Intel killed gaming dual cores, by locking the multipliers.
AMD is not relevant when it comes to PC gaming CPU at the moment. It is only Half the performance of equivalent priced intel CPUs despite the unlocked multiplier.
When you overclock AMD to maximum frequency, it STILL under-performs stock intel CPU in games. This makes me freaking angry.
Basically this ^
Especially about intel killing gaming dual cores. Get a 2500K, 3570 is garbage for overclocking. Its like 5% better clock for clock but infinitley hotter and wont clock as high, thus making the 2500K faster in the end.
I would go with the Intel® Core i5-3570K for a couple reasons over the Intel Core i5-2500K. Due to the IPC improvements of the Intel Core i5-3570K you are going to get the same type of performance out of it overclocked at a lower clock speed. Also you are going to have native USB 3.0 support and PCI-E 3.0 support from the board.
I love when people spread fud. Wont overclock as high? Maybe for the release chips but not current ones. Anyone who buys a 2500K over a 3570K today is a dumbass.
Why should he listen to a guy who only has his 2500K at 3.7Ghz?
3.7ghz is basically in the turbo boost range isn't it?
Yes haha
I love when people spread fud. Wont overclock as high? Maybe for the release chips but not current ones. Anyone who buys a 2500K over a 3570K today is a dumbass.
Why should he listen to a guy who only has his 2500K at 3.7Ghz?
This isn't really fud. It was true on release and it's still true.
I know everyone has their reasons, but.....
If you want and easier time overclocking, and proven longevity, 2500k is the way to go, and with z68 it is often $50-75 cheaper in the (USA) than 3570k+z77.
If I built another computer today I'd still go with the 2500k, because the overclocking reliability is what matters most in the end.
Yes, the 3570k will hit the same performance level, but it's still too new technologically, where "new" has systematically been a BAD thing,
I've been shafted more times than I could count for being an early adopter.

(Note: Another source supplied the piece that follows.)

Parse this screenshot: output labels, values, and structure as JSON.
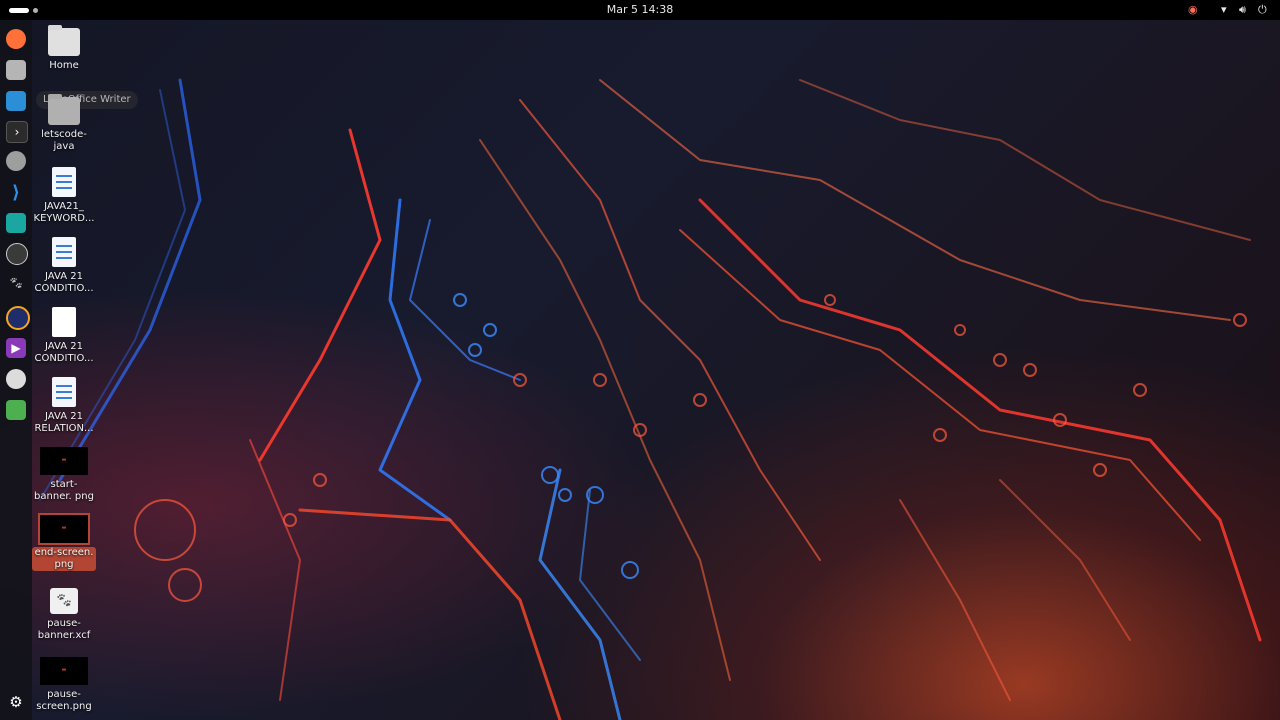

Ivy bridge is a die shrink of sandy bridge so why would the longevity be less then sandy bridge?
the fin fet 22nm are a completely different tech. Makes me hesitant. chances are good that' it'd be fine, but you can't argue with time-tested. :sneaky:
*yawn*
Seriously? There is not that much that changed. It can actually handle higher temps anyway. Where a 75c SB is considered ok you can go to the 80s with IB and be fine. Even up to 90c with IBT is considered not that bad. Thermal wall you say? Yeah I dunno about that...it's not throttling and it is well within Intel's thermal specs.
The IPC improvement is only relevant at stock volts. Once you start overvolting the IPC improvement is nullified because 3570K hits a temperature wall sooner. 7-series boards with native USB 3.0 are compatible with 2500K just as with 3570K. PCIe 3.0 is relevant only for multi-GPU setups (tri-SLI / trifire more so than dual-GPU).

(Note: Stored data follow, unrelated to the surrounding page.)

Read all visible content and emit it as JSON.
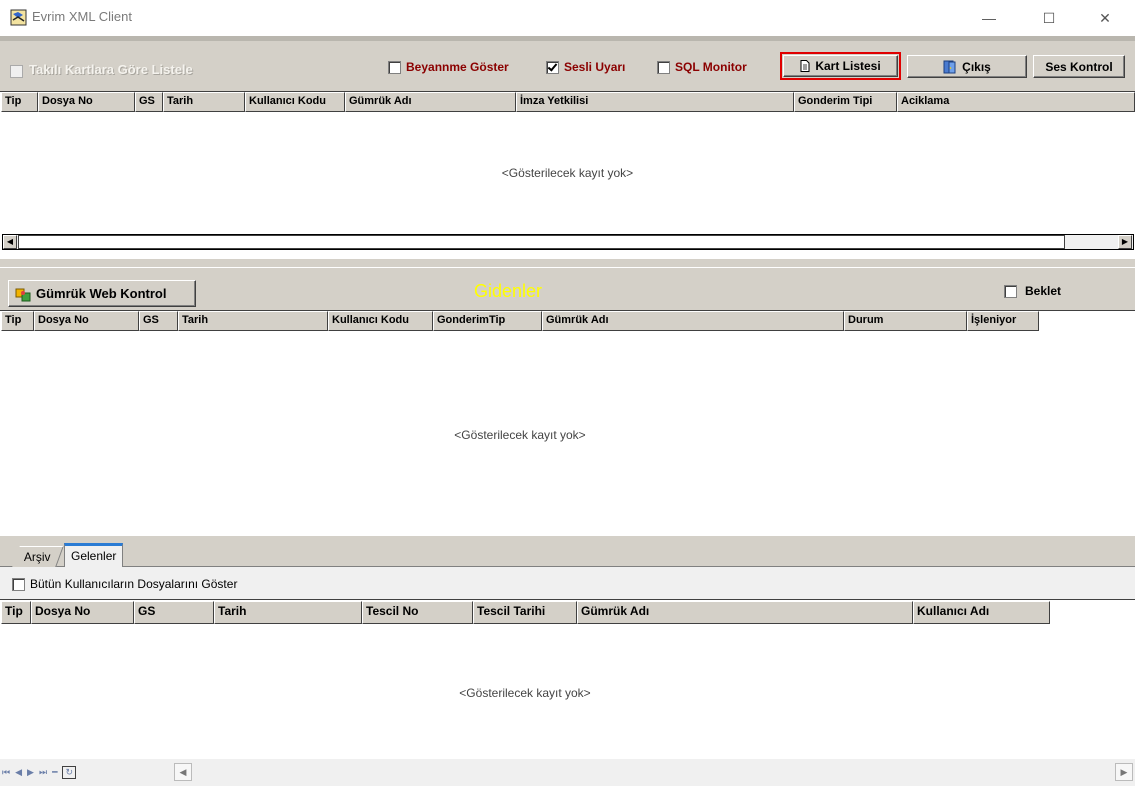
{
  "window": {
    "title": "Evrim XML Client",
    "controls": {
      "minimize": "—",
      "maximize": "☐",
      "close": "✕"
    }
  },
  "top_panel": {
    "takili_label": "Takılı Kartlara Göre Listele",
    "options": [
      {
        "label": "Beyannme Göster",
        "checked": false
      },
      {
        "label": "Sesli Uyarı",
        "checked": true
      },
      {
        "label": "SQL Monitor",
        "checked": false
      }
    ],
    "buttons": {
      "kart_listesi": "Kart Listesi",
      "cikis": "Çıkış",
      "ses_kontrol": "Ses Kontrol"
    },
    "columns": [
      "Tip",
      "Dosya No",
      "GS",
      "Tarih",
      "Kullanıcı Kodu",
      "Gümrük Adı",
      "İmza Yetkilisi",
      "Gonderim Tipi",
      "Aciklama"
    ],
    "empty_text": "<Gösterilecek kayıt yok>"
  },
  "middle_panel": {
    "web_button": "Gümrük Web Kontrol",
    "section_title": "Gidenler",
    "beklet_label": "Beklet",
    "columns": [
      "Tip",
      "Dosya No",
      "GS",
      "Tarih",
      "Kullanıcı Kodu",
      "GonderimTip",
      "Gümrük Adı",
      "Durum",
      "İşleniyor"
    ],
    "empty_text": "<Gösterilecek kayıt yok>"
  },
  "bottom_panel": {
    "tabs": [
      {
        "label": "Arşiv",
        "active": false
      },
      {
        "label": "Gelenler",
        "active": true
      }
    ],
    "all_users_label": "Bütün Kullanıcıların Dosyalarını Göster",
    "columns": [
      "Tip",
      "Dosya No",
      "GS",
      "Tarih",
      "Tescil No",
      "Tescil Tarihi",
      "Gümrük Adı",
      "Kullanıcı Adı"
    ],
    "empty_text": "<Gösterilecek kayıt yok>"
  },
  "colors": {
    "panel_gray": "#d4d0c8",
    "option_red": "#8b0000",
    "title_yellow": "#ffff00",
    "highlight_red": "#e00000"
  }
}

However, in 3570K's favor it also consumes less power, has a faster iGPU and faster QuickSync performance (not relevant to most users).
*yawn*
Seriously? There is not that much that changed. It can actually handle higher temps anyway. Where a 75c SB is considered ok you can go to the 80s with IB and be fine. Even up to 90c with IBT is considered not that bad. Thermal wall you say? Yeah I dunno about that...it's not throttling and it is well within Intel's thermal specs.
you can take a SB to 90C as well if you can take a IB to 90.